Through the crowd I see a lonesome figure walking across the stage to the mic grasping an acoustic guitar, an unmistakeable figure of The Homeless Gospel Choir (Derek Zanetti) adorning his unique take on fashion, shit was about to get real.
He introduces himself as “The Homeless Gospel Choir, from Pittsburgh, PA and this is a protest song” which would tend to be the theme for the night. As it turned out it was a Trump infused rant, which won the crowd over immediately. From Trump to ‘God On Our Side’ yet another protest song, to ‘Crazy’ a song about mental illness and ‘Seasonal Depression’ The Homeless Gospel Choir had the crowd hooked! As he wraps up his set with ‘You’re Never Gonna Be Normal’ he steps out from the mic into the crowd and signals for some vocal support and Belfast delivers, walking off stage to rapturous applause he had this crowd eating out of the palm of his hands.
Arkells from Hamilton Ontario were up next. Their first time playing Ireland, they would light up the stage with an electric performance to take this evening to another level. A soulful vibe from their opening number reminiscent of the likes of The Broken Witt Rebels immediately grabbed the attention of the Belfast audience. Melodic song writing and big sing along choruses that make you feel good just envelope the room.
By the second song front man Max Kerman took to the crowd, a high-energy band for sure they are here to make an impression. Chatting to the audience Max mistakenly calls Belfast Dublin, which goes down like a fart in a space suit, but quickly rectifies that by pulling a local up out of the crowd to play a song with the band. Andrew has his five minutes of fame and all is forgiven.

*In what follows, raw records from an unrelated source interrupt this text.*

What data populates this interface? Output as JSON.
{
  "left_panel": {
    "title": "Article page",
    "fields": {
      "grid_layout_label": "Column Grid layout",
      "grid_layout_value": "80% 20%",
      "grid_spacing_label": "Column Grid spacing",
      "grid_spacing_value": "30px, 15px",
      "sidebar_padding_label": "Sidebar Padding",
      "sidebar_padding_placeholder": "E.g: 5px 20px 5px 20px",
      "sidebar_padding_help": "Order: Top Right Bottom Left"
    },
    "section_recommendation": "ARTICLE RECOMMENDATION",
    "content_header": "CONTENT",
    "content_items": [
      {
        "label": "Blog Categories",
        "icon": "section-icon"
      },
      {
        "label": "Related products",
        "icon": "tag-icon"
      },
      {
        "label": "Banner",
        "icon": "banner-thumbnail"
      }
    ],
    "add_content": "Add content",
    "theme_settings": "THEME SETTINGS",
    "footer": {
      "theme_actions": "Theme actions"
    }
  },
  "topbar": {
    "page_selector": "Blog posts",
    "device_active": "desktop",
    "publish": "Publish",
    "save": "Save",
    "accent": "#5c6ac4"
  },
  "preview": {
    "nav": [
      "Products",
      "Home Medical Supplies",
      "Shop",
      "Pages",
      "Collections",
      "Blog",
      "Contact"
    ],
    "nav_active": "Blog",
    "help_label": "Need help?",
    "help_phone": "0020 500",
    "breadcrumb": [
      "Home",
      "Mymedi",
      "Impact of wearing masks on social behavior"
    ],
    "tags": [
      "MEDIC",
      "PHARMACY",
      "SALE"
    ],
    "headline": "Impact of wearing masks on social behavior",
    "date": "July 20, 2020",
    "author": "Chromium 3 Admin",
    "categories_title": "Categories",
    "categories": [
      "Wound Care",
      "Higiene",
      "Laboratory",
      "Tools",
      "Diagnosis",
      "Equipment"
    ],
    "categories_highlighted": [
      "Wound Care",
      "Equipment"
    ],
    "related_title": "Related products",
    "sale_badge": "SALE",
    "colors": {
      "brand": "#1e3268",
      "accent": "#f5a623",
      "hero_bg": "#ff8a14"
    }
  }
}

As they kick off ‘Fake Money’ with an acapella opening the singer explains it’s a melody stolen from Frank Turner that Frank Turner stole from the Irish. This takes him back into the crowd and showcases their big, larger than life personality. A fine introduction to Belfast, The Arkells are well worth checking out.
Frank Turner & The Sleeping Souls would wrap up proceedings, and with the crowd fully energised by The Arkells set it would be easy for Frank Turner & The Sleeping Souls to take this to the finish. Bill Withers ‘Lean On Me’ announced his imminent arrival to the stage, kicking off with ‘Are You Afraid Of The Darkness’ the crowd is bouncing. The lights are going mad as their up-tempo opener reverberates across the room. As it finishes the crowd goes wild and the now packed room makes some noise.
‘1933’ is up next and Frank takes his guitar, and like lemmings what Frank asks for Frank gets, Belfast is at his mercy. “We play music and you go wild right?” the crowd responds in kind. A manic high energy set from this Folk-punk legend see’s The Limelight Belfast erupt to a frenzy as he drags the crowd through his extensive repertoire. A highly charged evening that drew and eclectic crowd out on a school night ends in infatuation and enthusiasm.
A quality night’s entertainment from a passionate collective resonates far and wide and leaves all who witnessed it absconding with baited breath.